Совершенно то же и - в другую сторону. Связный ход воспоминаний его пресекается внезапно и грубо совершенно так же, как обрываются записи в “Тетради № 2”. Паланкин, в котором несут мужа Золотоликой, углубляется в “римбу”, и полог ветвей на повороте закрыл вершину возвышающегося над буйными зарослями Вулкана. Вполне понятно, что великолепной горы путник больше уже не увидит. Но крайне странно то, что именно на этом, почти что снова на полуслове, завеса падает не только на дневниковые записи, но и на картины, сохранившиеся в памяти Андрея Коноплева.
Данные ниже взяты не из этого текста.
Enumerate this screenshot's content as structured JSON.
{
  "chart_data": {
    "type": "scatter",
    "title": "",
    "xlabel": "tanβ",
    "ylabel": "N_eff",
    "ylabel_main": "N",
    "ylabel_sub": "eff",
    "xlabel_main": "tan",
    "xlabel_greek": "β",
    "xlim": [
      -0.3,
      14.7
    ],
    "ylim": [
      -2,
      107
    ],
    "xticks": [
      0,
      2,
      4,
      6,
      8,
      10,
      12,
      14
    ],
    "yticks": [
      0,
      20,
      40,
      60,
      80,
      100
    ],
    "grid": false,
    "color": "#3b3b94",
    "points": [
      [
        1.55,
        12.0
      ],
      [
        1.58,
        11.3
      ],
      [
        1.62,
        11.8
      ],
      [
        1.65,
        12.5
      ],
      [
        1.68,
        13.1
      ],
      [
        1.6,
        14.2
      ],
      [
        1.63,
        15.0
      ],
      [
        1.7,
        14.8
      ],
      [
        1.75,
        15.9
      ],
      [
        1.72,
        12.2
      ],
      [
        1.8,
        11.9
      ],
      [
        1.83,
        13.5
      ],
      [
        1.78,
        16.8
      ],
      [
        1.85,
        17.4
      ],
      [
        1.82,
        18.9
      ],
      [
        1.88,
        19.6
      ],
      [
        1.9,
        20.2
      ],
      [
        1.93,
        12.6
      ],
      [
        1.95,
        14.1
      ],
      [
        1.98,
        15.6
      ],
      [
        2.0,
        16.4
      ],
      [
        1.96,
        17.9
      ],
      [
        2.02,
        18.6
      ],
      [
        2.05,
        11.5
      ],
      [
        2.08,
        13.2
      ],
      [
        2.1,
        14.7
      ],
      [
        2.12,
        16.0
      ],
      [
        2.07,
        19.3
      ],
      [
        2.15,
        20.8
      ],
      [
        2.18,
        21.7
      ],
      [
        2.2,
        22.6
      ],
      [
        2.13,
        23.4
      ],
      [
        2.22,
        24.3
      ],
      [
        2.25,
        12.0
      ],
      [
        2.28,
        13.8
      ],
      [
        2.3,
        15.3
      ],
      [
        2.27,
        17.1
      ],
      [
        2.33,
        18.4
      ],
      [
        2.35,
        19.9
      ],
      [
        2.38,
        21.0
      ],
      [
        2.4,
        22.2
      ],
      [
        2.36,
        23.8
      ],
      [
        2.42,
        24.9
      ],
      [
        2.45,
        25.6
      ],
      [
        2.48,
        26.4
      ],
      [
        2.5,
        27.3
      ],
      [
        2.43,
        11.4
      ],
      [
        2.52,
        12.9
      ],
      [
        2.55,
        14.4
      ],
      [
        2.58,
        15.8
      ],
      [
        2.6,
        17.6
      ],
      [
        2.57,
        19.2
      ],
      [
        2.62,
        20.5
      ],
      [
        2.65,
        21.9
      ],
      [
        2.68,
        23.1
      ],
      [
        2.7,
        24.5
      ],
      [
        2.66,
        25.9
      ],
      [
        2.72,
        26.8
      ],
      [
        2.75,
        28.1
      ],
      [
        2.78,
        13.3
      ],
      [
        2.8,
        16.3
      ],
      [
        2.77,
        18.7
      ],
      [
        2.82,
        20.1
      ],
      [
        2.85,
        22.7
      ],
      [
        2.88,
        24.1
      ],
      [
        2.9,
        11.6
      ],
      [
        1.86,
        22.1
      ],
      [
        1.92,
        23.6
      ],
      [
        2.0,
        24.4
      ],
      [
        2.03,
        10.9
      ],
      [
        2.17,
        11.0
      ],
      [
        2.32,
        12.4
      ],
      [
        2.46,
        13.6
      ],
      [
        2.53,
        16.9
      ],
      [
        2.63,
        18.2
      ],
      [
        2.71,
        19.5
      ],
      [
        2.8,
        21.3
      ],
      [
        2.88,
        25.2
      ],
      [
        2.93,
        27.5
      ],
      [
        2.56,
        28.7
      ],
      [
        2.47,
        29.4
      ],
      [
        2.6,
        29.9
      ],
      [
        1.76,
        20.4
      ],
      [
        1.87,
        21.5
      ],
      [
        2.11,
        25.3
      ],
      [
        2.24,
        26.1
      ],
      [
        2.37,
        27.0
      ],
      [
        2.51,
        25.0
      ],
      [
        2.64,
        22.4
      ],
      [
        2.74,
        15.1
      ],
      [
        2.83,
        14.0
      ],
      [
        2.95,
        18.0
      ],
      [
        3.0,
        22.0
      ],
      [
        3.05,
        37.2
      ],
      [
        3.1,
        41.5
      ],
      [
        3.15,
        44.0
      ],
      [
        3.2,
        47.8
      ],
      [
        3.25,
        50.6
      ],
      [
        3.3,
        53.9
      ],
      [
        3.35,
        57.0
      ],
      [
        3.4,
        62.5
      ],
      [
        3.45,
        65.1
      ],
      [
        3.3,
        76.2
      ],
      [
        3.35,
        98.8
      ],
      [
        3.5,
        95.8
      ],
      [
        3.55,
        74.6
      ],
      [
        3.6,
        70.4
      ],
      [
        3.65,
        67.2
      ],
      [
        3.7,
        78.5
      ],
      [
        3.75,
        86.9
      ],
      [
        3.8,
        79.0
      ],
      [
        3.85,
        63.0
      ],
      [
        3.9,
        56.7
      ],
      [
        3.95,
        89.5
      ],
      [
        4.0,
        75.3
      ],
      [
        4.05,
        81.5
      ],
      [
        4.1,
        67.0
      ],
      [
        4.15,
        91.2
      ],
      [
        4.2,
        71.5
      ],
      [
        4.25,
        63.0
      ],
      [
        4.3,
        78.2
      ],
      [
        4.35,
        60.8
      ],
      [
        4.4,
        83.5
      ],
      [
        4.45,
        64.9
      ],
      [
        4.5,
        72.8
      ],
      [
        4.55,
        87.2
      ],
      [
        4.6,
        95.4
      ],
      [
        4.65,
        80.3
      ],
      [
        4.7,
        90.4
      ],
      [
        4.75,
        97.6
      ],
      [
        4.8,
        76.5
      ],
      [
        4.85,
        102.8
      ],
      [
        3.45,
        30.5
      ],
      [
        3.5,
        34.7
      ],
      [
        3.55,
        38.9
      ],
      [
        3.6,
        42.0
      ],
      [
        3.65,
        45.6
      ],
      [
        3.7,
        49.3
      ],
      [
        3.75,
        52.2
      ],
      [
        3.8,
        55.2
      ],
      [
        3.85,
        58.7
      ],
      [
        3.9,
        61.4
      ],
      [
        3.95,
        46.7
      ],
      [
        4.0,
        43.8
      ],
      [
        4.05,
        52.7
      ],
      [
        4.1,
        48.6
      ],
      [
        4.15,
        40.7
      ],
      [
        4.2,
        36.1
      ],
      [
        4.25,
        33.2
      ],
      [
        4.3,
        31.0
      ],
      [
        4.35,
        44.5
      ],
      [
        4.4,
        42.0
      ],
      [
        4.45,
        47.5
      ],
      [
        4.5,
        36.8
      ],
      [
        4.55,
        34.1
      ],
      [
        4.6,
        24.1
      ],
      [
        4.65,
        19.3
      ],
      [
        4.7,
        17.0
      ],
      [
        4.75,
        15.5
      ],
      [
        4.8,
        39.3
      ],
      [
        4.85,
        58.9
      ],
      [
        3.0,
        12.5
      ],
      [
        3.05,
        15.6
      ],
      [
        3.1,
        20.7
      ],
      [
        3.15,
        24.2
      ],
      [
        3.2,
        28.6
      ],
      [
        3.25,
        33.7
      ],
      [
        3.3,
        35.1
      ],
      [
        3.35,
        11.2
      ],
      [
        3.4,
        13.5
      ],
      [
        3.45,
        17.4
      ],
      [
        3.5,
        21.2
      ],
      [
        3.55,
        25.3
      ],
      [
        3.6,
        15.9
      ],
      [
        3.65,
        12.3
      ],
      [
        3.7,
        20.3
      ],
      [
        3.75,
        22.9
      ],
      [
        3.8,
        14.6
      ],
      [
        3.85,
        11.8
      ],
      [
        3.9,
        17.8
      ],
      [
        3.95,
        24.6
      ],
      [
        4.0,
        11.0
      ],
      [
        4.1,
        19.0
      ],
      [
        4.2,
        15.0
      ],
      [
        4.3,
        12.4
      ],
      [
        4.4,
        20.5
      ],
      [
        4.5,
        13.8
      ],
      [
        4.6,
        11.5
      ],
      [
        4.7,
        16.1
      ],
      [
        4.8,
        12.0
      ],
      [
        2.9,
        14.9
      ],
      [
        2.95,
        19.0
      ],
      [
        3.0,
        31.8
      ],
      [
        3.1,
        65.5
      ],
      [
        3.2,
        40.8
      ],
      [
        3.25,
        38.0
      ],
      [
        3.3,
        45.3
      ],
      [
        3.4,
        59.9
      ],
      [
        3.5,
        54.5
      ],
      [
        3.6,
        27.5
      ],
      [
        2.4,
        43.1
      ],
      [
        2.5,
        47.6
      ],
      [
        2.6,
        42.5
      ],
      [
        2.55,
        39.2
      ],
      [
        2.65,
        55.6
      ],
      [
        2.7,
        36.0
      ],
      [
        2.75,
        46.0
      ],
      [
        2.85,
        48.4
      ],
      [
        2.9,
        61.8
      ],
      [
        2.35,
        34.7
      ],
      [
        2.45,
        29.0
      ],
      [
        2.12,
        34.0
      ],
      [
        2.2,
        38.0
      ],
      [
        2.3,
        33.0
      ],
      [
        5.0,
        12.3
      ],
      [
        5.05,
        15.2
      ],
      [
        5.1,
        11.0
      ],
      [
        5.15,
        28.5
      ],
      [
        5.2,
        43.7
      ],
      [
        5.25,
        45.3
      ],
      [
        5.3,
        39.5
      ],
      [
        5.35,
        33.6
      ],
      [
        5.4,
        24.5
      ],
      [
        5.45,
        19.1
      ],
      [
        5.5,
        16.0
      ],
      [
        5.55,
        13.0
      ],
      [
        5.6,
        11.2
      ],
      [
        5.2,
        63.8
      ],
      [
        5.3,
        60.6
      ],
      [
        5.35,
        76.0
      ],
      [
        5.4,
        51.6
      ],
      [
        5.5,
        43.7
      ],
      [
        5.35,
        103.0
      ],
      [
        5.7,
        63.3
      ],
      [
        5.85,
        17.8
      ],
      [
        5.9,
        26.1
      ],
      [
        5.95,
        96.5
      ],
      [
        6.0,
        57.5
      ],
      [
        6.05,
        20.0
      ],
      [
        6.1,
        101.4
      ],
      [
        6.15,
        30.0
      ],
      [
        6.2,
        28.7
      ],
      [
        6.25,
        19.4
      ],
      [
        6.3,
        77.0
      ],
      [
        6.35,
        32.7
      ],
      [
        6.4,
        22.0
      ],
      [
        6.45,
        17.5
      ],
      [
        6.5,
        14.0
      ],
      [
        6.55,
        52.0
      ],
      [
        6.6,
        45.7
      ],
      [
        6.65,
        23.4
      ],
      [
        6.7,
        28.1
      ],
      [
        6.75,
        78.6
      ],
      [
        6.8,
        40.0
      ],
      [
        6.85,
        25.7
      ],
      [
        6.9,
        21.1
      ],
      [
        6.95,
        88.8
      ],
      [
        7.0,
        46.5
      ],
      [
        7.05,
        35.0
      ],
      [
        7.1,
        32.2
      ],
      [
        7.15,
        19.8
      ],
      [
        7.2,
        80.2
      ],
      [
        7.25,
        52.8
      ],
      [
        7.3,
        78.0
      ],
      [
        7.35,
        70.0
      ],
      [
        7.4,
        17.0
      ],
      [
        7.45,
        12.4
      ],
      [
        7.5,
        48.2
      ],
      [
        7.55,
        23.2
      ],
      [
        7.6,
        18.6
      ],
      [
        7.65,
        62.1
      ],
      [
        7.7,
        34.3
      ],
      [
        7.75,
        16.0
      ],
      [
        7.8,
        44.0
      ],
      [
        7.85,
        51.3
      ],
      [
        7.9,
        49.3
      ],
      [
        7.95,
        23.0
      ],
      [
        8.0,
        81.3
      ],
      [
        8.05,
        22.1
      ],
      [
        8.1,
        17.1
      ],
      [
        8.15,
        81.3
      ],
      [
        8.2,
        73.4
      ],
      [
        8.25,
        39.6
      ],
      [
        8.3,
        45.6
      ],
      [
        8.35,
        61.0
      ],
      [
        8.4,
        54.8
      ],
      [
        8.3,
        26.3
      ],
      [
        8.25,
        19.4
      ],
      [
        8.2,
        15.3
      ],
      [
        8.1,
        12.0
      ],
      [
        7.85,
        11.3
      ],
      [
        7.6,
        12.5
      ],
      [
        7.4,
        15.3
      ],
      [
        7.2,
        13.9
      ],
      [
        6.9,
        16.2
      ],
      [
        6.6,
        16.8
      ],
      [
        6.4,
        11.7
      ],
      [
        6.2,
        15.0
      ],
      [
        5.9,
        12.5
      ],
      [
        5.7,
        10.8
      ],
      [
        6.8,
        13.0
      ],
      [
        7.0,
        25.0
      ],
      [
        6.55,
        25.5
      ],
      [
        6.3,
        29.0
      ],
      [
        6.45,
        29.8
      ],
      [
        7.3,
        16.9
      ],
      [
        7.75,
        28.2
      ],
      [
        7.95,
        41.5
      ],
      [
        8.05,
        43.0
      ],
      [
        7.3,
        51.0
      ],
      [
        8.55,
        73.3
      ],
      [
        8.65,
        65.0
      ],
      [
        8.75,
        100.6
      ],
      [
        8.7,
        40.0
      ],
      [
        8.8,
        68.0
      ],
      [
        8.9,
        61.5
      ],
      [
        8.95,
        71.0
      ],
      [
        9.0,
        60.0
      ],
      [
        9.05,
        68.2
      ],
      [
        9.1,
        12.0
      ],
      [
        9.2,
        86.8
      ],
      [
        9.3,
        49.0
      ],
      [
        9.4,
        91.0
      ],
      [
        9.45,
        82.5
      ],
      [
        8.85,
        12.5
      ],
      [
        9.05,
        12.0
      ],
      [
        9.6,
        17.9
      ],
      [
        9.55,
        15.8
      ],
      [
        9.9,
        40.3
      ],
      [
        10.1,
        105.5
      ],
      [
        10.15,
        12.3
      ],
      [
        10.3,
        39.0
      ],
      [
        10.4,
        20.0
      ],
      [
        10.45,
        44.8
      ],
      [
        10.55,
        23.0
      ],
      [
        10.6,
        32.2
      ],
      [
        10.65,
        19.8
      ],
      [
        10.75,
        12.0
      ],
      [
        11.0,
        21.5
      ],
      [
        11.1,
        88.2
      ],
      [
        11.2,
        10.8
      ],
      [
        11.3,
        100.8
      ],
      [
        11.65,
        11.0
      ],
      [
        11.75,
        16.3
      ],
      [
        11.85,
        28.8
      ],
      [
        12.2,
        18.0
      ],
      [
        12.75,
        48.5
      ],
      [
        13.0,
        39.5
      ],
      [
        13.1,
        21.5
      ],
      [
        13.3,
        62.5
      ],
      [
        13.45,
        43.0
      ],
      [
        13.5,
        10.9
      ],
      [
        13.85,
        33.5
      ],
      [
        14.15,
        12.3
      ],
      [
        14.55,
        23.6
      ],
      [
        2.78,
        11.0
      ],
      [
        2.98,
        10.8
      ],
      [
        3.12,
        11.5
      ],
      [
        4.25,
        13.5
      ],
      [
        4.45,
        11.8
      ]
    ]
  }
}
“В 12.00 тронулись с места. Она смотрела вниз до вечера. Наутро я еще мог различить ее, как белое пятно высоко над собой. Потом мы вступили в лес. Благоприятный знак: хризопелёа орната слетела над моими носилками с пальмы. В тот же миг ветви арена закрыли от меня навсегда гигантскую стену Вулкана. Два дня спустя мы…” Никому не известно, была ли заведена, существует ли где-либо 3-я тетрадь коноплевских “Записок”. Но сам он (если это был он) никаким усилием памяти не мог перескочить за пределы того “Два дня спустя мы…”. Это весьма знаменательно. Впрочем, гадать об этом - напрасный труд. Пожалуй, правильнее всего рассказать, не мудрствуя лукаво, обо всем, что случилось вслед уже изложенному и наложило свой полутрагическийполукомедийный характер на эту необыкновеннейшую из ленинградских “обыкновенных историй”.